Modernisme/Dekolonial

 

 

Dalam sebuah artikel di Surat Kabar Mingguan Dian tahun 1975 berjudul “Menyelamatkan Identitas Kebudayaan-Kebudayaan Daerah Nusa Tenggara Timur,” Dami N. Toda menekankan pentingnya landasan gerakan politik pragmatis kebudayaan daerah sebagai poin penting bagi pemajuan di Nusa Tenggara Timur (NTT). Pernyataan Dami N. Toda tersebut dilandasi oleh kenyataan bahwa NTT adalah sebuah provinsi yang khas karena karena keberagaman budaya yang tersebar di provinsi kepulauan itu. Oleh karena keberagaman itulah, pemajuan kebudayaan merupakan prasyarat penting bagi pemajuan manusia-manusia yang hidup di dalamnya, sebab kebudayaan berkaitan dengan jati diri, identitas sebuah kelompok masyarakat.

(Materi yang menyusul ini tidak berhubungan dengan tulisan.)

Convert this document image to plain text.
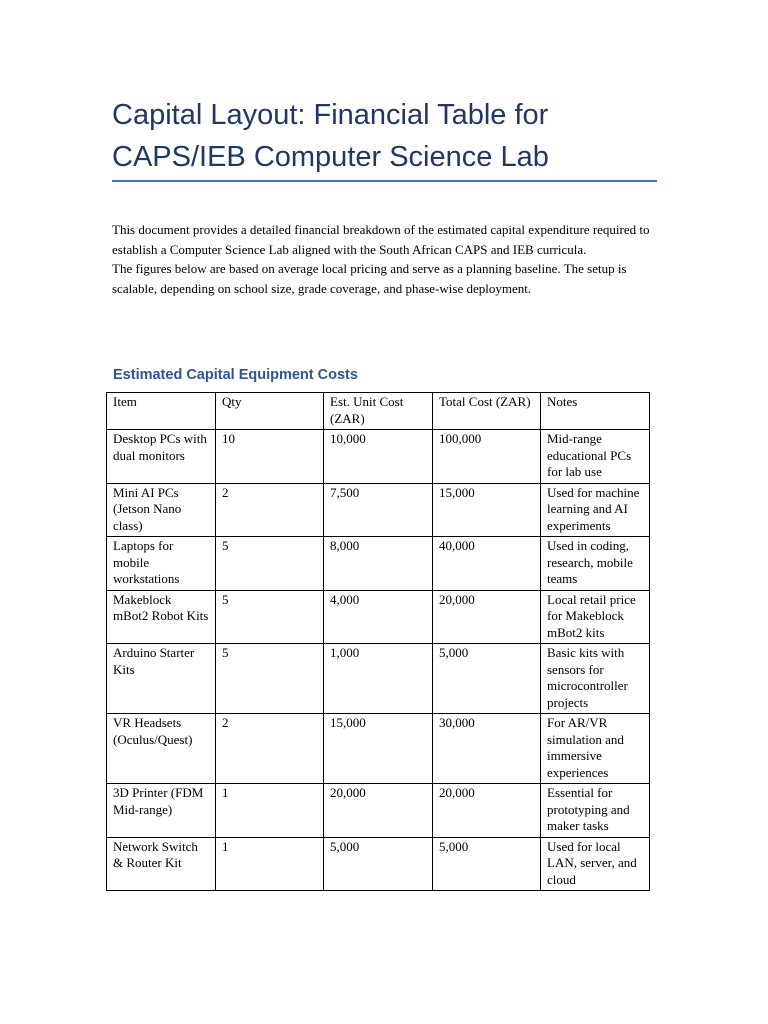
Capital Layout: Financial Table for CAPS/IEB Computer Science Lab

This document provides a detailed financial breakdown of the estimated capital expenditure required to establish a Computer Science Lab aligned with the South African CAPS and IEB curricula.

The figures below are based on average local pricing and serve as a planning baseline. The setup is scalable, depending on school size, grade coverage, and phase-wise deployment.

Estimated Capital Equipment Costs
Item	Qty	Est. Unit Cost (ZAR)	Total Cost (ZAR)	Notes
Desktop PCs with dual monitors	10	10,000	100,000	Mid-range educational PCs for lab use
Mini AI PCs (Jetson Nano class)	2	7,500	15,000	Used for machine learning and AI experiments
Laptops for mobile workstations	5	8,000	40,000	Used in coding, research, mobile teams
Makeblock mBot2 Robot Kits	5	4,000	20,000	Local retail price for Makeblock mBot2 kits
Arduino Starter Kits	5	1,000	5,000	Basic kits with sensors for microcontroller projects
VR Headsets (Oculus/Quest)	2	15,000	30,000	For AR/VR simulation and immersive experiences
3D Printer (FDM Mid-range)	1	20,000	20,000	Essential for prototyping and maker tasks
Network Switch & Router Kit	1	5,000	5,000	Used for local LAN, server, and cloud
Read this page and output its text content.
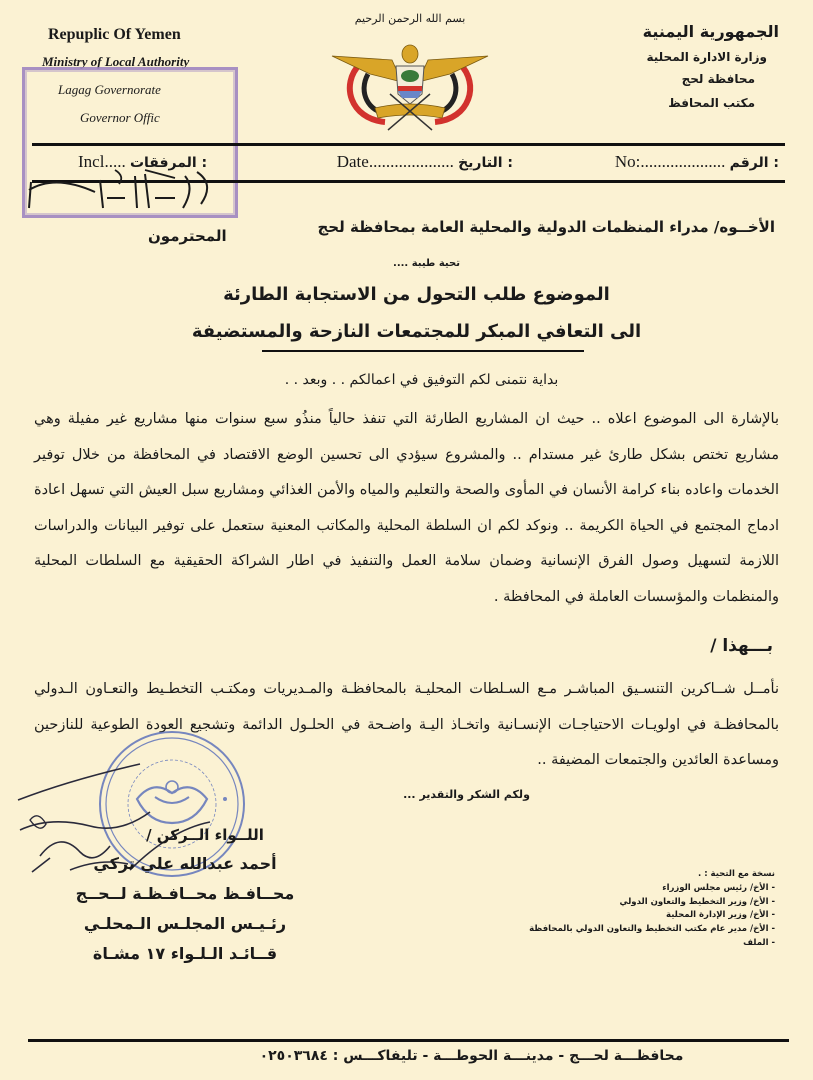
Repuplic Of Yemen
Ministry of Local Authority
Lagag Governorate
Governor Offic
الجمهورية اليمنية
وزارة الادارة المحلية
محافظة لحج
مكتب المحافظ
بسم الله الرحمن الرحيم
No:.................... الرقم :
Date.................... التاريخ :
Incl..... المرفقات :
الأخــوه/ مدراء المنظمات الدولية والمحلية العامة بمحافظة لحج
المحترمون
تحية طيبة ....
الموضوع طلب التحول من الاستجابة الطارئة
الى التعافي المبكر للمجتمعات النازحة والمستضيفة
بداية نتمنى لكم التوفيق في اعمالكم . . وبعد . .
بالإشارة الى الموضوع اعلاه .. حيث ان المشاريع الطارئة التي تنفذ حالياً منذُو سبع سنوات منها مشاريع غير مفيلة وهي مشاريع تختص بشكل طارئ غير مستدام .. والمشروع سيؤدي الى تحسين الوضع الاقتصاد في المحافظة من خلال توفير الخدمات واعاده بناء كرامة الأنسان في المأوى والصحة والتعليم والمياه والأمن الغذائي ومشاريع سبل العيش التي تسهل اعادة ادماج المجتمع في الحياة الكريمة .. ونوكد لكم ان السلطة المحلية والمكاتب المعنية ستعمل على توفير البيانات والدراسات اللازمة لتسهيل وصول الفرق الإنسانية وضمان سلامة العمل والتنفيذ في اطار الشراكة الحقيقية مع السلطات المحلية والمنظمات والمؤسسات العاملة في المحافظة .
بـــهذا /
نأمــل شــاكرين التنسـيق المباشـر مـع السـلطات المحليـة بالمحافظـة والمـديريات ومكتـب التخطـيط والتعـاون الـدولي بالمحافظـة في اولويـات الاحتياجـات الإنسـانية واتخـاذ اليـة واضـحة في الحلـول الدائمة وتشجيع العودة الطوعية للنازحين ومساعدة العائدين والجتمعات المضيفة ..
ولكم الشكر والتقدير ...
اللــواء الــركن /
أحمد عبدالله علي تركي
محــافـظ محــافـظـة لــحــج
رئـيـس المجلـس الـمحلـي
قــائـد الـلـواء ١٧ مشـاة
نسخة مع التحية : .
- الأخ/ رئيس مجلس الوزراء
- الأخ/ وزير التخطيط والتعاون الدولي
- الأخ/ وزير الإدارة المحلية
- الأخ/ مدير عام مكتب التخطيط والتعاون الدولي بالمحافظة
- الملف
محافظـــة لحـــج - مدينـــة الحوطـــة - تليفاكـــس : ٠٢٥٠٣٦٨٤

Menurutnya, NTT memiliki banyak unit kebudayaan kecil-kecil sehingga perlu dijaga/dikembangkan identitas daerahismenya agar tetap merupakan ciri harga diri tersendiri yang tidak boleh hilang atau mati. Dengan mengambil latar belakang dan konteks sejarah dunia, yakni perlawanan terhadap kolonialisme serta tumbuhnya semangat nasionalisme yang dimulai dengan kebangkitan kebudayaan, – kebangkitan harga diri sebagai bangsa akibat kesamaan penderitaan karena dijajah, Dami N. Toda menekankan pentingnya kebudayaan daerah sebagai dasar harga diri dari istilah kebudayaan nasional.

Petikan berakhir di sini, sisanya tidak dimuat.